At the Consumer Electronics Show (CES) taking place in Las Vegas this week, Nvidia announced its new innovation, Vera Rubin architecture. This new architectural paradigm will deliver accelerated computing performance for current and future workloads. Retailers should look for it late this year. Vera Rubin architecture is intended to maximize efficiency and reduce costs. It guarantees a tenfold reduction in inference costs and a fourfold reduction of GPUs to train certain models.
The Vera Rubin architecture is a big step beyond. It significantly improves upon Blackwell, the architecture from fellow GPU manufacturer Nvidia, which dominated the market starting around 2016. This groundbreaking architecture increases computational power while flexibility is introduced to handle a variety of workloads and numerical types. Organizations are increasingly seeking out advanced, efficient solutions to address their most challenging computing workloads. With Vera Rubin, we offer a truly groundbreaking option to the market.
Performance Enhancements
Nvidia’s Vera Rubin architecture produces a jaw-dropping 50 quadrillion floating-point operations per second, or petaFLOPS. All of this truly remarkable performance is very customized for 4-bit compute. This new performance metric is up to 5x more performance than the Blackwell architecture, especially for transformer-based inference workloads. The structure is designed around several elements that increase its production capabilities. The announced foundational elements of the ConnectX are the networking interface card, BlueField-4 data processing unit and Spectrum-6 Ethernet switch.

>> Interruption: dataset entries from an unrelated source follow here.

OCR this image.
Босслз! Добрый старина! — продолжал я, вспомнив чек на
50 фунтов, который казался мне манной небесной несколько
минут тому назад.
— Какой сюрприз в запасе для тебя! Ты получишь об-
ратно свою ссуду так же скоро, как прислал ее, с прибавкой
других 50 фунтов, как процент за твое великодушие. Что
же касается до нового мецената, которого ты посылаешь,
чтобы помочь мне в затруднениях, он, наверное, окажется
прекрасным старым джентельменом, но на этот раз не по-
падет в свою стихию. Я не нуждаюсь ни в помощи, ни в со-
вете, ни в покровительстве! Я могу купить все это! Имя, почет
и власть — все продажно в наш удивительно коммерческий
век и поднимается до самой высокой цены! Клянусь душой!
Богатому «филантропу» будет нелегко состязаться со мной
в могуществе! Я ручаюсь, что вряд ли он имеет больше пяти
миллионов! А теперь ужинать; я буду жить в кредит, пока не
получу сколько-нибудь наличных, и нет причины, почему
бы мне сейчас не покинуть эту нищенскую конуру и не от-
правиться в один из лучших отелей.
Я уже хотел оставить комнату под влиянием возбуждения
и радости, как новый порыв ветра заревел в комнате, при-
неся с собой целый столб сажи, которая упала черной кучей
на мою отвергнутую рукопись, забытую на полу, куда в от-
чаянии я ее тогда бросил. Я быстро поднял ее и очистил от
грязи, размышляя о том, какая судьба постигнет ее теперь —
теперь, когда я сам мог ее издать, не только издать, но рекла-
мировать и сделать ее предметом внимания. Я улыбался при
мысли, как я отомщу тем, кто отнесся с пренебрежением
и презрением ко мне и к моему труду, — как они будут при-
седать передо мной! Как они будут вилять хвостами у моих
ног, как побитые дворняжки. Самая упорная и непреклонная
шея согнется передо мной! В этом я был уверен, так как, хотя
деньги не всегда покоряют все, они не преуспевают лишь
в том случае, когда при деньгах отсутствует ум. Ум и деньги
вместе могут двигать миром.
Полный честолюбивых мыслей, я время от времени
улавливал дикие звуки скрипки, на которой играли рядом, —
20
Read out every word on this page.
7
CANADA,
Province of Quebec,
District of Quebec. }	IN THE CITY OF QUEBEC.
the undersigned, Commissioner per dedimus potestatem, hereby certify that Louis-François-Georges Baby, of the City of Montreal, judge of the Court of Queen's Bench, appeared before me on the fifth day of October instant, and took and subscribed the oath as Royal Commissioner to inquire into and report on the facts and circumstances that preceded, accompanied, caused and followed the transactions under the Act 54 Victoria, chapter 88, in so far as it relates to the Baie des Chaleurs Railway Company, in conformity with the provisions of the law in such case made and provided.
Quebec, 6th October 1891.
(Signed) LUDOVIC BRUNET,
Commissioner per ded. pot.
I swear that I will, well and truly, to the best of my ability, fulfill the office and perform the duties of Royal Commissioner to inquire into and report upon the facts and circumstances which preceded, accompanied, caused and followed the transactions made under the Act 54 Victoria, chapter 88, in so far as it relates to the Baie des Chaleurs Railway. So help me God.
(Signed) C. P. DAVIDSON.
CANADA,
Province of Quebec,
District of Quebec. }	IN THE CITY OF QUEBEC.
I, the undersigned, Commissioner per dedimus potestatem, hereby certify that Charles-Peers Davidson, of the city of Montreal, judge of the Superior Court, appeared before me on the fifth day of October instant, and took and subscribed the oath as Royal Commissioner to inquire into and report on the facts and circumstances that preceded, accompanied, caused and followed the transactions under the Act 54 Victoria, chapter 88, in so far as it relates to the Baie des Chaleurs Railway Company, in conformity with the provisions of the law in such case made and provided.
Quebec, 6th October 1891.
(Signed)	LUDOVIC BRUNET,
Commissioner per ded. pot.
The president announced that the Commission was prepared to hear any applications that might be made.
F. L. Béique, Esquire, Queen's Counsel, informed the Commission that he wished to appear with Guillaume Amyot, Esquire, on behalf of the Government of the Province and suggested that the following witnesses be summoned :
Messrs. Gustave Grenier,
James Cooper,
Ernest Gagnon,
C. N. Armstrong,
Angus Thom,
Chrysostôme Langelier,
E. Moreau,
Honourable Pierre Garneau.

These improvements enable the Vera Rubin architecture to complete a wider variety of computations in a more energy efficient manner. By leveraging co-packaged optics, the proposed architecture advances inter-rack data transmission speeds, supporting much faster exchanges between racks while lowering latency. As Gilad Shainer, a senior vice president at Nvidia, noted, “The same unit connected in a different way will deliver a completely different level of performance.” Furthermore, this statement highlights the importance of connectivity in realizing the full potential of this new architecture.
Architectural Innovations
Vera Rubin architecture includes six new chips designed to work in tandem: the Vera CPU, Rubin GPU, and four distinct networking chips. This new combined arrangement enables a much more holistic system, focused on moving and processing data at unparalleled speed and scale. An emphasis on co-design between each of these components lets them all operate in harmony with one another, providing world-class performance.
“Right now, inferencing is becoming distributed, and it’s not just in a rack. It’s going to go across racks,” Shainer explained. This shift in how inferencing is conducted highlights the adaptability of the Vera Rubin architecture in addressing emerging computing demands. The ability to scale effectively across multiple systems ensures that organizations can meet their growing needs without compromising on performance.
Strategic Advantages
Improving the state-of-the-art for data centers and high-performance computing has been a core focus of Nvidia since its inception. The release of Vera Rubin architecture illustrates this commitment. Nvidia currently holds an iron grip on the industry by offering solutions that need the fewest GPUs available. This transactionless approach allows for dramatic cost savings for users. Beyond greater performance, these innovations represent a new era in public engagement. Like many things, they give businesses a competitive edge to run their operations as efficiently as possible.
“It doesn’t stop here, because we are seeing the demands to increase the number of GPUs in a data center,” Shainer stated. This conclusion highlights the reality that, as workloads will always change, so will the technologies that empower them. The Vera Rubin architecture does that while looking ahead, to be ready when the computing landscape will doubtless face new challenges.